Siapa Bapakku dan Bapakmu Kejagung dan Eks Petinggi MA yang Diincar KPK?

Rabu, 16 September 2020 – 13:19 WIB

Bapakmu Bapakku di Kejagung dan Eks Pensiun MA, KPK Bakal Kejar Kalian

Bapakmu Bapakku di Kejagung dan Eks Pensiun MA, KPK Bakal Kejar Kalian

JAKARTA, REQnews - 'Bapakmu, Bapakku'. Sebuah istilah yang kini membuat panas dingin dua institusi penegak hukum yakni Kejaksaan Agung maupun Mahkamah Agung. Dua istilah ini muncul dalam selembar kertas berjudul Action Plan Case JC. Sebuah proposal bernilai 10 juta dolar AS untuk pengurusan fatwa pembebasan Djoko Tjandra.

Proposal itu diajukan jaksa Pinangki Sirna Malasari eks Kasubag Pemantauan dan Evaluasi II Biro Perencanaan Kejagung, dan Anita Dewi Kolopaking. Beredar kabar, jika Bapakku dan Bapakmu diduga merupakan petinggi Kejagung dan eks petingga Mahkamah Agung.

Tak menunggu lama, Koordinator Masyarakat Antikorupsi Indonesia (MAKI) Boyamin Saiman pada Rabu ini akan menyerahkan bukti tambahan terkait supervisi penanganan kasus Djoko Tjandra oleh Komisi Pemberantasan Korupsi (KPK).

Lalu apa jawaban lembaga antirasuah tersebut? Wakil Ketua KPK Nawawi Pomolango mengatakan lembaganya dapat menindaklanjuti jika terdapat nama-nama lain terkait kasus Djoko Tjandra tidak diusut baik oleh Kejaksaan Agung (Kejagung) maupun Bareskrim Polri.

"KPK berdasarkan Pasal 10A ayat (2) huruf (a) (UU KPK) dapat langsung menangani sendiri pihak-pihak yang disebut terlibat tersebut, terpisah dari perkara yang sebelumnya disupervisi," kata Nawawi dalam keterangannya di Jakarta, Rabu 16 September 2020.
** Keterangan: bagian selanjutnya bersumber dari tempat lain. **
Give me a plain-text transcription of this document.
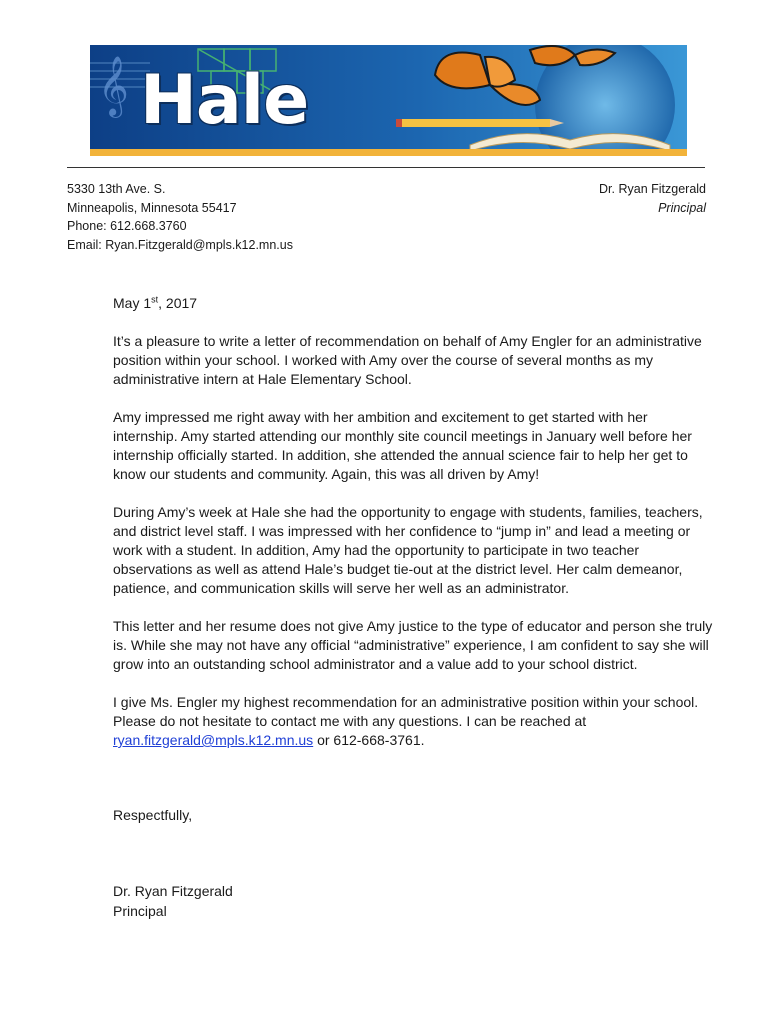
𝄞 Hale
5330 13th Ave. S.
Minneapolis, Minnesota 55417
Phone: 612.668.3760
Email: Ryan.Fitzgerald@mpls.k12.mn.us
Dr. Ryan Fitzgerald
Principal

May 1st, 2017

It’s a pleasure to write a letter of recommendation on behalf of Amy Engler for an administrative position within your school. I worked with Amy over the course of several months as my administrative intern at Hale Elementary School.

Amy impressed me right away with her ambition and excitement to get started with her internship. Amy started attending our monthly site council meetings in January well before her internship officially started. In addition, she attended the annual science fair to help her get to know our students and community. Again, this was all driven by Amy!

During Amy’s week at Hale she had the opportunity to engage with students, families, teachers, and district level staff. I was impressed with her confidence to “jump in” and lead a meeting or work with a student. In addition, Amy had the opportunity to participate in two teacher observations as well as attend Hale’s budget tie-out at the district level. Her calm demeanor, patience, and communication skills will serve her well as an administrator.

This letter and her resume does not give Amy justice to the type of educator and person she truly is. While she may not have any official “administrative” experience, I am confident to say she will grow into an outstanding school administrator and a value add to your school district.

I give Ms. Engler my highest recommendation for an administrative position within your school. Please do not hesitate to contact me with any questions. I can be reached at ryan.fitzgerald@mpls.k12.mn.us or 612-668-3761.

Respectfully,
Dr. Ryan Fitzgerald
Principal
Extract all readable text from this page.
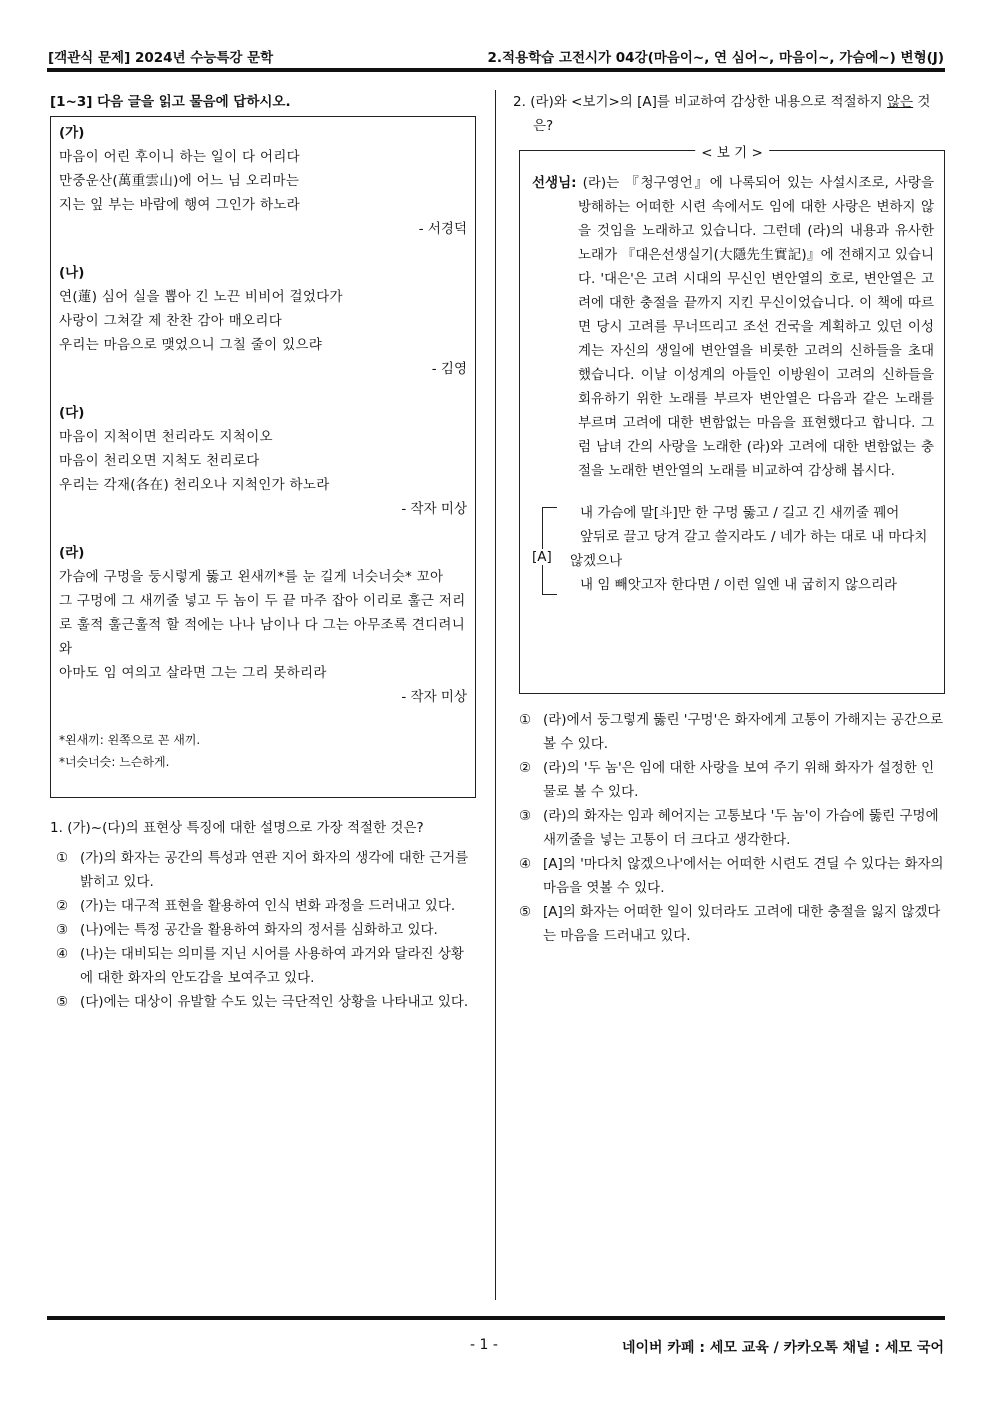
[객관식 문제] 2024년 수능특강 문학	2.적용학습 고전시가 04강(마음이~, 연 심어~, 마음이~, 가슴에~) 변형(J)
[1~3] 다음 글을 읽고 물음에 답하시오.
(가)
마음이 어린 후이니 하는 일이 다 어리다
만중운산(萬重雲山)에 어느 님 오리마는
지는 잎 부는 바람에 행여 그인가 하노라
- 서경덕
(나)
연(蓮) 심어 실을 뽑아 긴 노끈 비비어 걸었다가
사랑이 그쳐갈 제 찬찬 감아 매오리다
우리는 마음으로 맺었으니 그칠 줄이 있으랴
- 김영
(다)
마음이 지척이면 천리라도 지척이오
마음이 천리오면 지척도 천리로다
우리는 각재(各在) 천리오나 지척인가 하노라
- 작자 미상
(라)
가슴에 구멍을 둥시렇게 뚫고 왼새끼*를 눈 길게 너슷너슷* 꼬아
그 구멍에 그 새끼줄 넣고 두 놈이 두 끝 마주 잡아 이리로 훌근 저리로 훌적 훌근훌적 할 적에는 나나 남이나 다 그는 아무조록 견디려니와
아마도 임 여의고 살라면 그는 그리 못하리라
- 작자 미상
*왼새끼: 왼쪽으로 꼰 새끼.
*너슷너슷: 느슨하게.
1. (가)~(다)의 표현상 특징에 대한 설명으로 가장 적절한 것은?
① (가)의 화자는 공간의 특성과 연관 지어 화자의 생각에 대한 근거를 밝히고 있다.
② (가)는 대구적 표현을 활용하여 인식 변화 과정을 드러내고 있다.
③ (나)에는 특정 공간을 활용하여 화자의 정서를 심화하고 있다.
④ (나)는 대비되는 의미를 지닌 시어를 사용하여 과거와 달라진 상황에 대한 화자의 안도감을 보여주고 있다.
⑤ (다)에는 대상이 유발할 수도 있는 극단적인 상황을 나타내고 있다.
2. (라)와 <보기>의 [A]를 비교하여 감상한 내용으로 적절하지 않은 것은?
< 보 기 >
선생님: (라)는 『청구영언』에 나록되어 있는 사설시조로, 사랑을 방해하는 어떠한 시련 속에서도 임에 대한 사랑은 변하지 않을 것임을 노래하고 있습니다. 그런데 (라)의 내용과 유사한 노래가 『대은선생실기(大隱先生實記)』에 전해지고 있습니다. '대은'은 고려 시대의 무신인 변안열의 호로, 변안열은 고려에 대한 충절을 끝까지 지킨 무신이었습니다. 이 책에 따르면 당시 고려를 무너뜨리고 조선 건국을 계획하고 있던 이성계는 자신의 생일에 변안열을 비롯한 고려의 신하들을 초대했습니다. 이날 이성계의 아들인 이방원이 고려의 신하들을 회유하기 위한 노래를 부르자 변안열은 다음과 같은 노래를 부르며 고려에 대한 변함없는 마음을 표현했다고 합니다. 그럼 남녀 간의 사랑을 노래한 (라)와 고려에 대한 변함없는 충절을 노래한 변안열의 노래를 비교하여 감상해 봅시다.
[A]
내 가슴에 말[斗]만 한 구멍 뚫고 / 길고 긴 새끼줄 꿰어
앞뒤로 끌고 당겨 갈고 쓸지라도 / 네가 하는 대로 내 마다치 않겠으나
내 임 빼앗고자 한다면 / 이런 일엔 내 굽히지 않으리라
① (라)에서 둥그렇게 뚫린 '구멍'은 화자에게 고통이 가해지는 공간으로 볼 수 있다.
② (라)의 '두 놈'은 임에 대한 사랑을 보여 주기 위해 화자가 설정한 인물로 볼 수 있다.
③ (라)의 화자는 임과 헤어지는 고통보다 '두 놈'이 가슴에 뚫린 구멍에 새끼줄을 넣는 고통이 더 크다고 생각한다.
④ [A]의 '마다치 않겠으나'에서는 어떠한 시련도 견딜 수 있다는 화자의 마음을 엿볼 수 있다.
⑤ [A]의 화자는 어떠한 일이 있더라도 고려에 대한 충절을 잃지 않겠다는 마음을 드러내고 있다.
- 1 -	네이버 카페 : 세모 교육 / 카카오톡 채널 : 세모 국어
Kata dia, jika ada nama-nama lain yang didukung oleh bukti-bukti yang ada memiliki keterlibatan dengan kasus Djoko Soegiarto Tjandra (DST) maupun kasus Jaksa Pinangki Sirna Malasari (PSM), namun tidak ditindaklanjuti.

Sebelumnya Boyamin mengharapkan dengan adanya bukti tambahan itu, KPK dapat membuat "benang merah" perihal istilah maupun inisial nama dalam kasus Djoko Tjandra tersebut.

"Mudah-mudahan dengan bahan itu nanti KPK mampu membuat "benang merah" dari tiga "clue" "bapakku-bapakmu", kemudian berkaitan dengan inisial, berkaitan dengan P mengajak R untuk ketemu pimpinan, terakhir terkait fatwa dan grasi," kata Boyamin.

MAKI telah meminta KPK mendalami istilah dan inisial nama dalam rencana pengurusan fatwa Mahkamah Agung (MA) oleh Pinangki dan pengacara Anita Dewi Kolopaking (ADK). "KPK hendaknya mendalami aktivitas PSM dan ADK dalam rencana pengurusan fatwa dengan diduga sering menyebut istilah "Bapakmu" dan "Bapakku". KPK perlu mendalami berbagai inisial nama yang diduga sering disebut PSM, ADK, dan DST dalam rencana pengurusan fatwa, yaitu T, DK, BR, HA, dan SHD," kata Boyamin di Jakarta, Jumat (11/9).

MAKI saat itu menyampaikan materi kepada KPK guna dijadikan bahan pendalaman dalam gelar perkara dengan Bareskrim Polri dan Kejagung terkait kasus Djoko Tjandra.